Paulo Freire – educação como prática da liberdade: aforismos e excertos

“Ninguém educa ninguém, ninguém se educa a si mesmo, os homens se educam entre si, mediatizados pelo mundo.” – Paulo Freire, em “Pedagogia do oprimido”. Rio de Janeiro: Paz e Terra, 1987.   O educador brasileiro, autor da pedagogia do oprimido, defendia como objetivo da escola ensinar o aluno a “ler o mundo” para poder

Tempo de Leitura: 2 minutos

“Ninguém educa ninguém, ninguém se educa a si mesmo, os homens se educam entre si, mediatizados pelo mundo.”

– Paulo Freire, em “Pedagogia do oprimido”. Rio de Janeiro: Paz e Terra, 1987.

 

O educador brasileiro, autor da pedagogia do oprimido, defendia como objetivo da escola ensinar o aluno a ler o mundo para poder transformá-lo.

O método Paulo Freire não visa apenas tornar mais rápido e acessível o aprendizado, mas pretende habilitar o aluno a ler o mundo, na expressão famosa do educador.

Trata-se de aprender a ler a realidade (conhecê-la) para em seguida poder reescrever essa realidade (transformá-la), dizia Freire.

A alfabetização é, para o educador, um modo de os desfavorecidos romperem o que chamou de “cultura do silêncio” e transformar a realidade, como sujeitos da própria história”.

 

No conjunto do pensamento de Paulo Freire encontra-se a ideia de que tudo está em permanente transformação e interação.

Por isso, não há futuro a priori, como ele gostava de repetir no fim da vida, como crítica aos intelectuais de esquerda que consideravam a emancipação das classes desfavorecidas como uma inevitabilidade histórica.

Esse ponto de vista implica a concepção do ser humano como histórico e inacabado e conseqüentemente sempre pronto a aprender.

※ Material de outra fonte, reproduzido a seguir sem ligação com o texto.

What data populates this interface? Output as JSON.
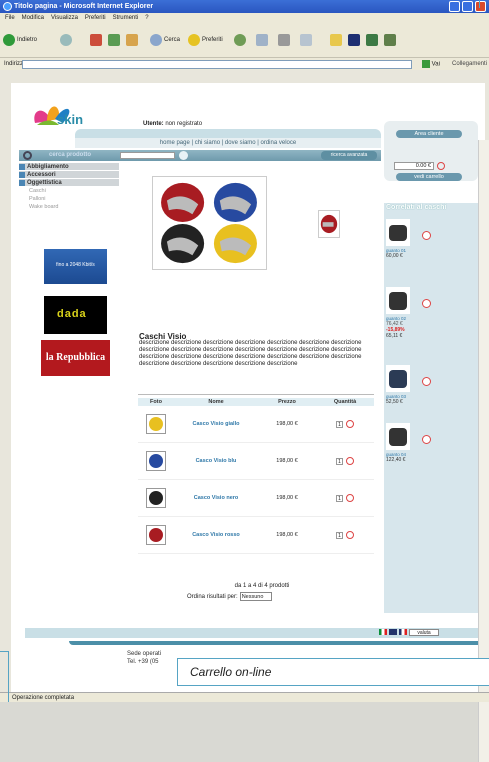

No caso particular dos professores, isso se reflete na necessidade de formação rigorosa e permanente.

Freire dizia, numa frase famosa, que “o mundo não é, o mundo está sendo”.

 

Alguns excertos e aforismos:

 

“Ninguém liberta ninguém, ninguém se liberta sozinho: os homens se libertam em comunhão.”

 

“Não há ensino sem pesquisa e pesquisa sem ensino.” 

 

“A curiosidade como inquietação indagadora, como inclinação ao desvelamento de algo, como pergunta verbalizada ou não, como procura de esclarecimento, como sinal de atenção que sugere alerta faz parte integrante do fenômeno vital.”

 

“Assumir-se como ser social e histórico, como ser pensante, comunicante, transformador, criador, realizador de sonhos, capaz de ter raiva porque capaz de amar.”

 

“Saber que ensinar não é transferir conhecimento, mais criar as possibilidades para a sua própria produção ou a sua construção.”

 

“[…] o educador que, entregue a procedimentos autoritários ou paternalistas que impedem ou dificultam o exercício da curiosidade do educando, termina por igualmente tolher sua própria curiosidade”

 

“As qualidades ou virtudes são construídas por nós no esforço que nos impomos para diminuir a distância entre os que dizemos e o que fazemos.”

 

“Ensinar exige compreender que a educação é uma forma de intervenção no mundo.”

 

“O discurso da globalização que fala da ética esconde, porém, que a sua é a ética do mercado e não a ética universal do ser humano, pela qual devemos lutar bravamente se optamos, na verdade, por um mundo de gente.”

 

Fonte:

– Paulo Freire, em “Pedagogia da autonomia: saberes necessários à pratica educativa”. São Paulo: Paz e Terra, 2002.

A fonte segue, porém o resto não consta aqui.